Three of those Democrats—West Virginia's Joe Manchin, Montana's Jon Tester, and Arizona's Kyrsten Sinema, now an independent—face difficult reelection bids in 2024 and could again reject a minimum wage hike. Manchin has voiced support for an $11-per-hour minimum wage, a modest hike compared with Sanders's proposal.

In addition to D.C.'s wage hike, California earlier this month resurrected a long-defunct commission that allows the state to set wage hikes in certain industries. While the California Legislature defunded the Industrial Welfare Commission in 2004, a budget bill that Democratic governor Gavin Newsom signed on July 10 revives the regulatory board.
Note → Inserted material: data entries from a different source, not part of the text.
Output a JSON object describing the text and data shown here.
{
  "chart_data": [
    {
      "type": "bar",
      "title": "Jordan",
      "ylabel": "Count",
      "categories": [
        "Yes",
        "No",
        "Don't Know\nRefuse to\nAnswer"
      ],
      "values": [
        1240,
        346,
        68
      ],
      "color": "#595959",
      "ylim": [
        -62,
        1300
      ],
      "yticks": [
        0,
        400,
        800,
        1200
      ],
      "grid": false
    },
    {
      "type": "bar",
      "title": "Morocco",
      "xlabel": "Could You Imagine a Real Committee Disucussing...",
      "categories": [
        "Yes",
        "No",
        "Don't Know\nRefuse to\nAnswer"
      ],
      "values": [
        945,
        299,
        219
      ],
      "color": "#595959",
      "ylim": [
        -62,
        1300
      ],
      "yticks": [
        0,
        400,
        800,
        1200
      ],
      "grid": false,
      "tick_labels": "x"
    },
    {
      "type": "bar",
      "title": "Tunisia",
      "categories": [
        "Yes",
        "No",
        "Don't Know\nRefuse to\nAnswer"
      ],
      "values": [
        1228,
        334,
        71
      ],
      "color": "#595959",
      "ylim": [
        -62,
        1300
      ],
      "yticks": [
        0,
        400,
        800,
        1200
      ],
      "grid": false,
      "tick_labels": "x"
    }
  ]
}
The commission has the power to set wages at fast-food restaurants and other franchises—power that critics say will be used to push unsustainable minimum wage hikes.

"To put it bluntly, this commission could micromanage the operations of every small business franchise in California," Republican state legislator Vince Fong told the Free Beacon after Newsom signed the budget. "The business climate in California was already bad, and this makes it worse—if that's even possible to imagine."